Contributed by: Valerie Mellema
Landscaping always makes your barn and home look better and more professional. Plus, it’s spring and we all want to revamp our flowerbeds. However, it’s important to keep the safety of your horses in mind as you plan and plant – after all, you never know when a horse is going to grab a quick bite on his way into the barn.
Here are a few plants to avoid when landscaping your barn and any area that horses will be able to access.
Bracken Fern – Contains thiaminase which prevents the absorption of vitamin B1 (thiamin). While most horses will need to eat a lot of the plant for it to cause illness, such as incoordination or blindness, many horses like the taste and will seek it out.
Red Maple Trees – These trees have beautiful red stems and the leaves are gorgeous in the fall. These trees are very common in East Texas. However, wilted maple leaves are very toxic to horses.
Symptoms to watch for: The leaves cause red blood cells to break down and the blood can no longer carry oxygen. Just one or two pounds of leaves can be fatal. Signs include pale yellow gums, dark red or black urine, rapid heart rate, dehydration, lethargy and refusing to eat. Blood transfusions and IV fluids are the only treatment.
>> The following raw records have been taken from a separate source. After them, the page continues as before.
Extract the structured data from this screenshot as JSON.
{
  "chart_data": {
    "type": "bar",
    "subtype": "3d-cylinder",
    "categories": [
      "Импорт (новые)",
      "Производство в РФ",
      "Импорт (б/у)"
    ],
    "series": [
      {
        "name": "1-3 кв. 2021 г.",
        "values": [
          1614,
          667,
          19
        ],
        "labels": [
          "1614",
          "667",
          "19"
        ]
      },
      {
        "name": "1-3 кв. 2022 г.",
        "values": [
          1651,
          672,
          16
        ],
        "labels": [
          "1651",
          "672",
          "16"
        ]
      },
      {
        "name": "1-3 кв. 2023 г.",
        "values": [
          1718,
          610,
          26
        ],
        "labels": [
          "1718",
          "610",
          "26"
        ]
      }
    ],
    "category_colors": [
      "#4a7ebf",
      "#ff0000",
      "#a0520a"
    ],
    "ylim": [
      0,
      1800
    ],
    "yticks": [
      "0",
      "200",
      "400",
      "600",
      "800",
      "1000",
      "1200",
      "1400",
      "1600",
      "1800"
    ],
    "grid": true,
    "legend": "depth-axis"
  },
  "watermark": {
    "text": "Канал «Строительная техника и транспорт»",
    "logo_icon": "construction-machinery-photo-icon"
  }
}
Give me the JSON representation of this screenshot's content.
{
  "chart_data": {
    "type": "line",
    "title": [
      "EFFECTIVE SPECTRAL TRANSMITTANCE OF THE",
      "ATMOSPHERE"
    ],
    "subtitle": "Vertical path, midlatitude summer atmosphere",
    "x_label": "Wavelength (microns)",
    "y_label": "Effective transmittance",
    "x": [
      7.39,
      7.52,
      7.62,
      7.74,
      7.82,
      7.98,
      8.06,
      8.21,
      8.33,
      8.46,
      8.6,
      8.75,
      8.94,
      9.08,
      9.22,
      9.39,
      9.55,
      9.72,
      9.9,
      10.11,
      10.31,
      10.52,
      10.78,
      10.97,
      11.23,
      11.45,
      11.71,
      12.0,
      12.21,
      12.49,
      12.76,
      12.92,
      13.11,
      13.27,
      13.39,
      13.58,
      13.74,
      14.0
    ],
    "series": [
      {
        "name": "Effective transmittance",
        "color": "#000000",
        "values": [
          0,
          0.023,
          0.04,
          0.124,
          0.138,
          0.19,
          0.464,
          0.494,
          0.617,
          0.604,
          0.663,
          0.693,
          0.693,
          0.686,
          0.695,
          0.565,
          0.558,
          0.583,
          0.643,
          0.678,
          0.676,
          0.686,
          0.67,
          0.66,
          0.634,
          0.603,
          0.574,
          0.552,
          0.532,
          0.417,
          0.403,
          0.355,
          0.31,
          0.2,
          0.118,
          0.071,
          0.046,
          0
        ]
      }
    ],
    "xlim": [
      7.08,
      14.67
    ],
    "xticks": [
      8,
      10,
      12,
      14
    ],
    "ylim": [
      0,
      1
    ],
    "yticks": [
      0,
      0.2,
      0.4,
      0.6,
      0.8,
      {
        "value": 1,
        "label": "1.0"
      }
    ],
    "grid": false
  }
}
Foxglove – These flowers are very beautiful with bell-like blossoms, however they are very poisonous. They don’t taste good, but they can often get caught up when hay is bailed.
Symptoms to watch for: The plant can lead to diarrhea, colic, irregular heartbeat and convulsions.
Oak Trees – We have no shortage of oak trees in East Texas, but the leaves, bark and acorns are poisonous, especially in the spring. As the leaves get older, they become less toxic. The older, ripe acorns are less toxic than the new green acorns.
Symptoms to watch for: Signs of oak poisoning include colic, kidney and liver damage, hard feces at first and then tarry diarrhea. Horses may live 5-7 days after the onset of signs.
A few other plants that are often used in landscaping include oleander, jessamine and jasmine, creeping ivy and bluebonnets. These are all very popular plants used in landscaping around East Texas that are poisonous. Keep in mind that what is poisonous to an adult horse can affect foals even more quickly. Foals and young horses are also more apt to experiment and eat a variety of plants or play with branches of plants that might be poisonous to them. However, horses that are on diets that keep them satisfied and full are less likely to eat plants that are not in their normal grazing pattern.